Oh, don't get me started on this subject. I think I already am started on this subject. I feel adamant. And angry. Because I do know people who are in this situation, people who are discriminated against simply because they love somebody who a certain part of society says is unnatural, and illegal in the sense that, you know, you're not gonna get locked up or arrested or whatever, but you're not gonna have the same rights as the rest of us.
That's absurd! Absolutely absurd! (chuckles)
There's no logical reason for it except that people have been taught this, and they never learn anything different. Arrggh!
But in California this week, there was a victory! And . . . and, and every man and woman in America should celebrate it, not just . . . not just people who are gay. Not just people who are in same-sex relationships, but every man and woman. Because until . . . you know, it's the old cliche: Until we're all free, then, none of us is free. Until we all have the same rights in this country, then none of us has those rights. It's as simple as that.
[Returns to announcing songs in the previous set.]
Likewise, I guess I need to inform a gay friend of mine that he must not be after all, being that I have known him for 20 years and still oppose same-sex marriage -- an opposition that, according to Scelsa, must be rooted in my complete ignorance of homosexuals.
Yea, verily I stand before thee as a hater, for I have been carefully taught. By the Catholic Church.
Well, slap mah mouf and call me Nellie Forbush.
Of course, Vin Scelsa is entitled to his opinion, no matter how ungrounded in natural law or human anthropology. On the other hand, Mr. Scelsa last weekend took a nice little chunk of his program to trash part of the mission statement, as it were, of his employer. You know, the Jesuits. A wholly owned subsidiary of the Catholic Church -- that bigoted bunch of haters who carefully taught the likes of lil' ol' me to hate the poofters, don't you know?
WHICH, TO BE SURE, isn't even true. Nowhere does the Church say to hate anyone. Nowhere does the Church say that same-sex attraction is even sinful.

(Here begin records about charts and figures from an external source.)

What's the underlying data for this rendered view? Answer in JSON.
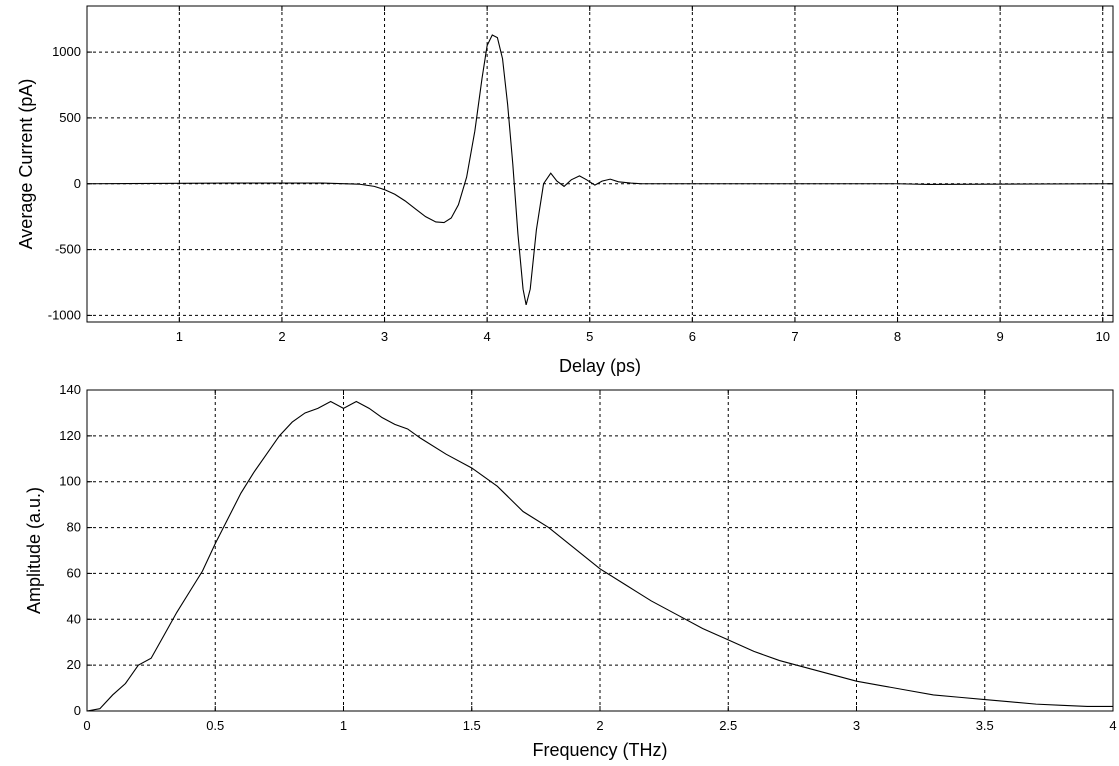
{
  "chart_data": [
    {
      "type": "line",
      "title": "",
      "xlabel": "Delay (ps)",
      "ylabel": "Average Current (pA)",
      "xlim": [
        0.1,
        10.1
      ],
      "ylim": [
        -1050,
        1350
      ],
      "xticks": [
        1,
        2,
        3,
        4,
        5,
        6,
        7,
        8,
        9,
        10
      ],
      "yticks": [
        -1000,
        -500,
        0,
        500,
        1000
      ],
      "grid": true,
      "series": [
        {
          "x": [
            0.1,
            1.5,
            2.4,
            2.75,
            2.9,
            3.0,
            3.1,
            3.2,
            3.3,
            3.4,
            3.5,
            3.58,
            3.65,
            3.72,
            3.8,
            3.88,
            3.95,
            4.0,
            4.05,
            4.1,
            4.15,
            4.2,
            4.25,
            4.3,
            4.35,
            4.38,
            4.42,
            4.48,
            4.55,
            4.62,
            4.68,
            4.75,
            4.82,
            4.9,
            4.97,
            5.05,
            5.12,
            5.2,
            5.28,
            5.4,
            5.5,
            6.0,
            8.0,
            8.3,
            10.1
          ],
          "y": [
            0,
            5,
            5,
            -3,
            -20,
            -45,
            -80,
            -130,
            -190,
            -250,
            -290,
            -295,
            -260,
            -160,
            50,
            400,
            800,
            1050,
            1130,
            1110,
            950,
            600,
            150,
            -380,
            -800,
            -920,
            -800,
            -350,
            0,
            80,
            20,
            -20,
            30,
            60,
            30,
            -10,
            20,
            35,
            15,
            5,
            0,
            0,
            0,
            -5,
            0
          ]
        }
      ]
    },
    {
      "type": "line",
      "title": "",
      "xlabel": "Frequency (THz)",
      "ylabel": "Amplitude (a.u.)",
      "xlim": [
        0,
        4
      ],
      "ylim": [
        0,
        140
      ],
      "xticks": [
        0,
        0.5,
        1,
        1.5,
        2,
        2.5,
        3,
        3.5,
        4
      ],
      "yticks": [
        0,
        20,
        40,
        60,
        80,
        100,
        120,
        140
      ],
      "grid": true,
      "series": [
        {
          "x": [
            0,
            0.05,
            0.1,
            0.15,
            0.2,
            0.25,
            0.3,
            0.35,
            0.4,
            0.45,
            0.5,
            0.55,
            0.6,
            0.65,
            0.7,
            0.75,
            0.8,
            0.85,
            0.9,
            0.95,
            1.0,
            1.05,
            1.1,
            1.15,
            1.2,
            1.25,
            1.3,
            1.4,
            1.5,
            1.6,
            1.7,
            1.8,
            1.9,
            2.0,
            2.1,
            2.2,
            2.3,
            2.4,
            2.5,
            2.6,
            2.7,
            2.8,
            2.9,
            3.0,
            3.1,
            3.2,
            3.3,
            3.4,
            3.5,
            3.6,
            3.7,
            3.8,
            3.9,
            4.0
          ],
          "y": [
            0,
            1,
            7,
            12,
            20,
            23,
            33,
            43,
            52,
            61,
            73,
            84,
            95,
            104,
            112,
            120,
            126,
            130,
            132,
            135,
            132,
            135,
            132,
            128,
            125,
            123,
            119,
            112,
            106,
            98,
            87,
            80,
            71,
            62,
            55,
            48,
            42,
            36,
            31,
            26,
            22,
            19,
            16,
            13,
            11,
            9,
            7,
            6,
            5,
            4,
            3,
            2.5,
            2,
            2
          ]
        }
      ]
    }
  ]
}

What the Church does say is that marriage -- defined as the union of a man and a woman for many millennia now -- is "a partnership of the whole of life, is by its nature ordered toward the good of the spouses and the procreation and education of offspring." Same-sex unions not only never have met the "marriage" litmus test but, according to how marriage has been defined throughout all of human history, never can meet that standard.
What the Church also says is that sex outside of marriage is sinful, not to mention societally disruptive. Therefore, while homosexuality is a condition that is neither virtuous nor sinful, it is a disordered condition in regards to how intimate relationships were biologically and sociologically designed to operate. And, therefore, homosexual acts are sinful -- there is no way for them to occur in a morally licit context.

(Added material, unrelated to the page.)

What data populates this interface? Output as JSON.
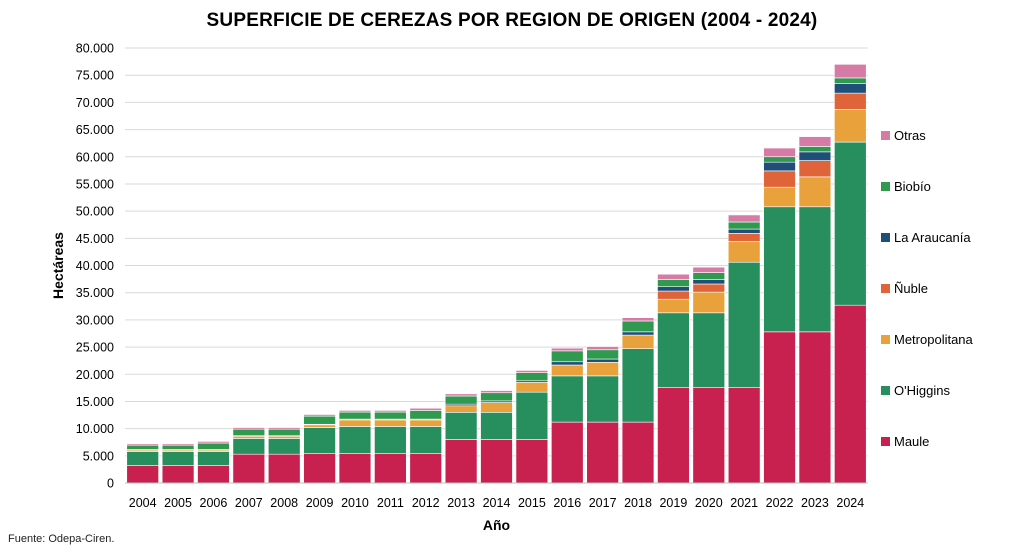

IT WILL BE INTERESTING to see how far gone the Jesuits are -- whether they've gone from mere doctrinal squishiness to out-and-out self-hatred with anti-Church proclivities. Really, are the Jebbies so far gone that they'll tolerate letting their employee use their facilities to trash a fundamental teaching of their Church, and then insinuate they're a bunch of mind-poisoning bigots?
I can't speak for the Jesuits, but let me ask you this: Would you let it slide if you invited someone into your home (or into your employ), only to have the wretched little troll take your money, eat your food, insult your religion and your moral values after having hijacked your PA system?
Me, I think you'd probably sock the sumbitch in the schnoz and throw his ass into the street. That's what I think.
But I guess I could be wrong " . . . because the world is changing, people are changing."